Alumni Spotlight: Brian Peters '88
Engineering alumnus and Inneos CEO Brian Peters ‘88 is a successful leader, businessman and entrepreneur in the optics industry, but he wouldn’t lead with that. In his 25 years in business, Peters takes the most pride in leading companies with an inspired community of colleagues who have helped him carve out his place in Silicon Valley.
Inneos is an optical communication electronics manufacturer that makes laser systems and fiber optic cables, transmitters and adaptors. As CEO, Peters builds on the broad foundation he acquired at UC Davis to set the company’s direction, motivating the people around him and driving his business forward as a leader in fiber optics. This means spending a lot of time marketing while remaining an active participant in all the “big meetings” for product design, operations, finance and human resources.
“It isn’t just that I built a company—it’s that I built a company that has an impact and has a culture that’s kept most of my team on board for over 10 years and through a lot of transitions,” he said. “I’m successful because my company is successful and the company is successful because of the people and its culture.”
Aerospace Engineer to CEO
Peters entered UC Davis as an aeronautical engineer, but found his way to radio frequency (RF) engineering and materials science and double-majored in materials science and engineering and mechanical engineering. To this day, he is a self-proclaimed tech enthusiast and feels these programs at UC Davis helped him explore his interests while giving him a strong foundation to pivot to different types of engineering.
“By broadening my studies, I was setting myself up for the ability to flex with the times,” he said.
At the same time, Peters became interested in business. While at UC Davis, he drafted a personal plan to become a tech executive, starting with a few years in industry. It was in industry that a coworker told him, “lasers are a solution looking for a problem”—words that inspired him to pursue optics.

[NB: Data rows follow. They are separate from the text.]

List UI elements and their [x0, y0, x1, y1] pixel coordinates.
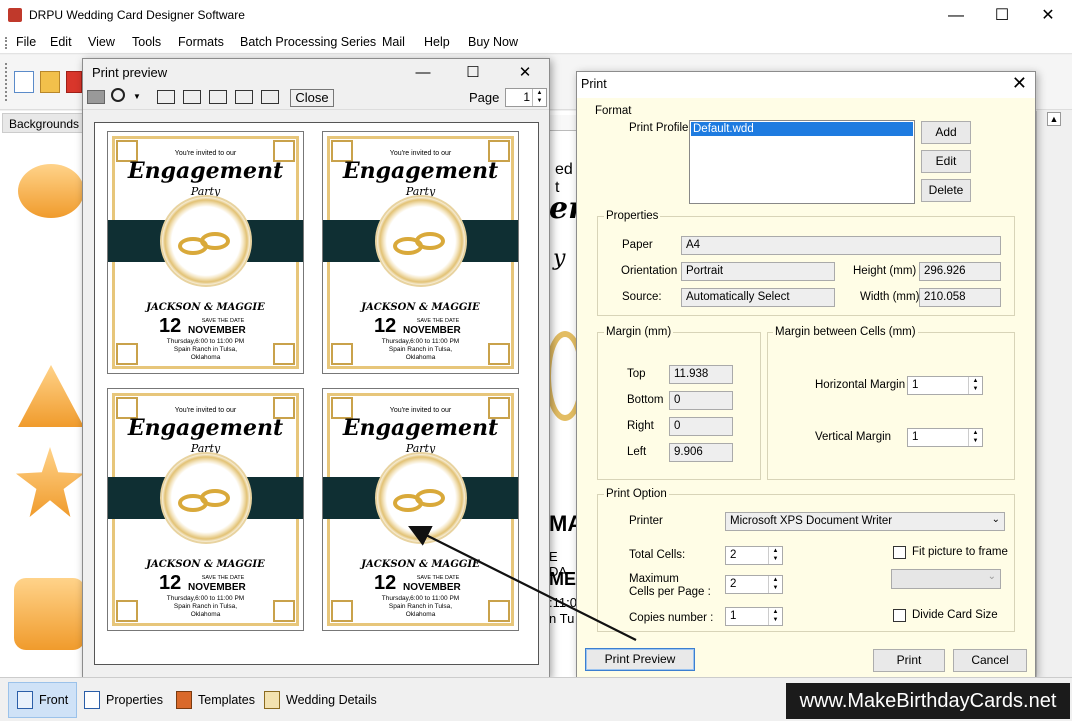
website-watermark: www.MakeBirthdayCards.net [786, 683, 1070, 719]
tab-properties[interactable]: Properties [76, 682, 171, 718]
tab-front-label: Front [39, 693, 69, 707]
wedding-details-icon [264, 691, 280, 709]
tab-properties-label: Properties [106, 693, 163, 707]
front-page-icon [17, 691, 33, 709]
tab-wedding-details[interactable]: Wedding Details [256, 682, 385, 718]
tab-templates-label: Templates [198, 693, 255, 707]
tab-wedding-details-label: Wedding Details [286, 693, 377, 707]
tab-front[interactable]: Front [8, 682, 78, 718]
templates-icon [176, 691, 192, 709]
annotation-arrow [408, 526, 637, 641]
properties-icon [84, 691, 100, 709]
tab-templates[interactable]: Templates [168, 682, 263, 718]
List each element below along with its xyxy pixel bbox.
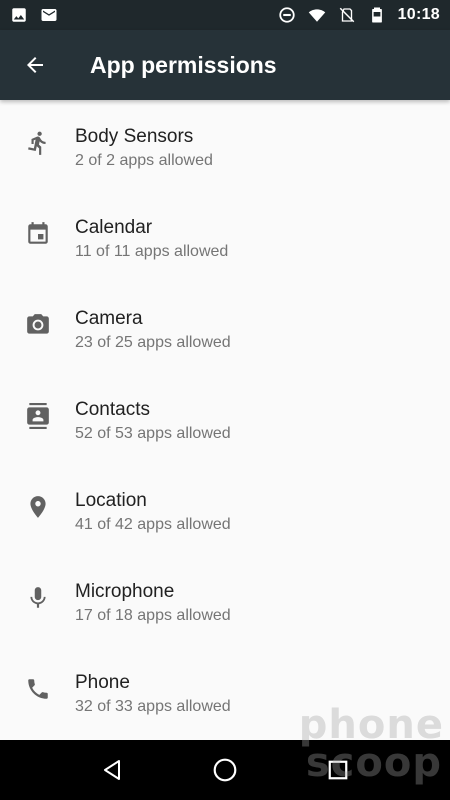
permission-item-location[interactable]: Location 41 of 42 apps allowed	[0, 464, 450, 555]
permission-item-phone[interactable]: Phone 32 of 33 apps allowed	[0, 646, 450, 737]
permission-item-camera[interactable]: Camera 23 of 25 apps allowed	[0, 282, 450, 373]
location-icon	[29, 495, 46, 518]
body-sensors-icon	[27, 131, 46, 155]
permission-subtitle: 41 of 42 apps allowed	[75, 515, 231, 533]
image-notification-icon	[12, 8, 26, 22]
permission-title: Camera	[75, 307, 143, 329]
permission-title: Phone	[75, 671, 130, 693]
app-bar: App permissions	[0, 30, 450, 100]
contacts-icon	[26, 402, 49, 429]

He soon went back to school for his M.B.A. from UC Berkeley and founded his first company, Universal LightSpeed, with a Berkeley colleague. After they sold it to a major CD/DVD manufacturer, he “got the bug” for entrepreneurship and started Blaze Network Products in 1997—the seed of what is now Inneos.
Through Thick and Thin
Though Inneos is successful now, this hasn’t always been the case. Peters has sold and re-bought the company twice, gone through major expansion and contraction and weathered economic uncertainty. Through it all, he and his team have been resilient, following their drive to use optical technology to make the world a better place.
“As a group of people, we have gone through a ton of very difficult times and survived that because of our company culture and that common passion,” he said. “That, to me, is the more important and lesser-known part of building a company.”
He’s done this by leaning on the skills he learned at UC Davis. He learned in mechanical engineering courses to always “keep it simple,” so he does by maintaining a flat organizational structure, giving his team a more collegial relationship than CEOs typically have with their employees. Inneos is also vertically-integrated, meaning that their products are designed, manufactured and sold completely in-house.
To keep his colleagues inspired, he brings them together at quarterly meetings to show them the fruits of their labor—Inneos products installed at major corporations, in airplanes and in home theaters across the country.
“I love finding passionate people, watching their eyes light up and seeing them become so driven that they just go,” he said.
The flexibility and broad background from his time at UC Davis also makes the company unusually resilient to change. For example, during the COVID-19 pandemic, the company found growth by shifting its focus towards hospitals and the healthcare industry, helping the world in new ways through optics.
“The reaction time to change and the ability to pivot differentiates a company that succeeds from one that dies,” he said. “I attribute a ton of my ability to do that to my time at UC Davis.”